Motion Planning for Agile Legged Locomotion using Failure Margin Constraints

TL;DR

This paper introduces a real-time motion planning method for agile legged robots that uses data-driven failure margin constraints to improve planning reliability in complex dynamical models.

Contribution

It presents a novel optimization approach incorporating failure margin functions for models without closed-form solutions, demonstrated on a spring-loaded inverted pendulum.

Findings

Failure margin constraints reduced invalid solutions by 24-47%.

The method improved planning robustness across different objectives.
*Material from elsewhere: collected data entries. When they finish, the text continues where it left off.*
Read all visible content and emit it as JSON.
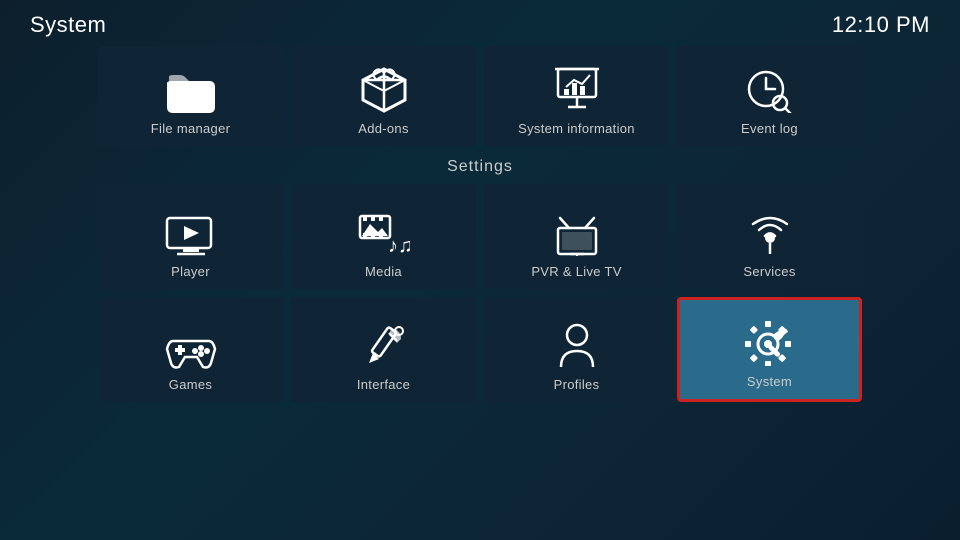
{
  "header": {
    "title": "System",
    "time": "12:10 PM"
  },
  "top_items": [
    {
      "id": "file-manager",
      "label": "File manager"
    },
    {
      "id": "add-ons",
      "label": "Add-ons"
    },
    {
      "id": "system-information",
      "label": "System information"
    },
    {
      "id": "event-log",
      "label": "Event log"
    }
  ],
  "settings_label": "Settings",
  "grid_row1": [
    {
      "id": "player",
      "label": "Player"
    },
    {
      "id": "media",
      "label": "Media"
    },
    {
      "id": "pvr-live-tv",
      "label": "PVR & Live TV"
    },
    {
      "id": "services",
      "label": "Services"
    }
  ],
  "grid_row2": [
    {
      "id": "games",
      "label": "Games"
    },
    {
      "id": "interface",
      "label": "Interface"
    },
    {
      "id": "profiles",
      "label": "Profiles"
    },
    {
      "id": "system",
      "label": "System"
    }
  ]
}
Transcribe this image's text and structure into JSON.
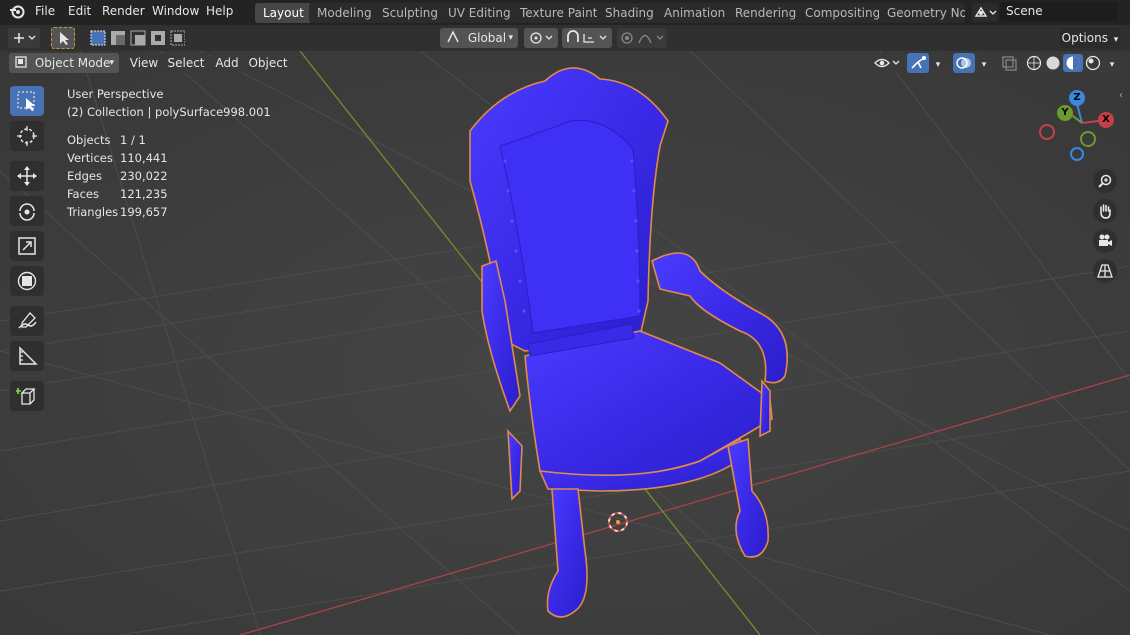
{
  "topbar": {
    "menu": [
      "File",
      "Edit",
      "Render",
      "Window",
      "Help"
    ],
    "workspaces": [
      {
        "label": "Layout",
        "active": true
      },
      {
        "label": "Modeling"
      },
      {
        "label": "Sculpting"
      },
      {
        "label": "UV Editing"
      },
      {
        "label": "Texture Paint"
      },
      {
        "label": "Shading"
      },
      {
        "label": "Animation"
      },
      {
        "label": "Rendering"
      },
      {
        "label": "Compositing"
      },
      {
        "label": "Geometry Nod"
      }
    ],
    "scene": "Scene"
  },
  "header": {
    "transform_orientation": "Global",
    "options_label": "Options"
  },
  "viewport_header": {
    "mode": "Object Mode",
    "menus": [
      "View",
      "Select",
      "Add",
      "Object"
    ]
  },
  "overlay": {
    "view_name": "User Perspective",
    "collection": "(2) Collection | polySurface998.001",
    "stats": [
      {
        "label": "Objects",
        "value": "1 / 1"
      },
      {
        "label": "Vertices",
        "value": "110,441"
      },
      {
        "label": "Edges",
        "value": "230,022"
      },
      {
        "label": "Faces",
        "value": "121,235"
      },
      {
        "label": "Triangles",
        "value": "199,657"
      }
    ]
  },
  "gizmo": {
    "x": "X",
    "y": "Y",
    "z": "Z"
  },
  "colors": {
    "accent": "#4772b3",
    "object": "#3f2ff0",
    "outline": "#e08a4a",
    "x_axis": "#c6404a",
    "y_axis": "#6b9b2a",
    "z_axis": "#3b86e0"
  }
}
Applicable to complex data-driven and full-order robot models.

Abstract

The complex dynamics of agile robotic legged locomotion requires motion planning to intelligently adjust footstep locations. Often, bipedal footstep and motion planning use mathematically simple models such as the linear inverted pendulum, instead of dynamically-rich models that do not have closed-form solutions. We propose a real-time optimization method to plan for dynamical models that do not have closed form solutions and experience irrecoverable failure. Our method uses a data-driven approximation of the step-to-step dynamics and of a failure margin function. This failure margin function is an oriented distance function in state-action space where it describes the signed distance to success or failure. The motion planning problem is formed as a nonlinear program with constraints that enforce the approximated forward dynamics and the validity of state-action pairs. For illustration, this method is applied to create a planner for an actuated spring-loaded inverted pendulum model. In an ablation study, the failure margin constraints decreased the number of invalid solutions by between 24 and 47 percentage points across different objectives and horizon lengths. While we demonstrate the method on a canonical model of locomotion, we also discuss how this can be applied to data-driven models and full-order robot models.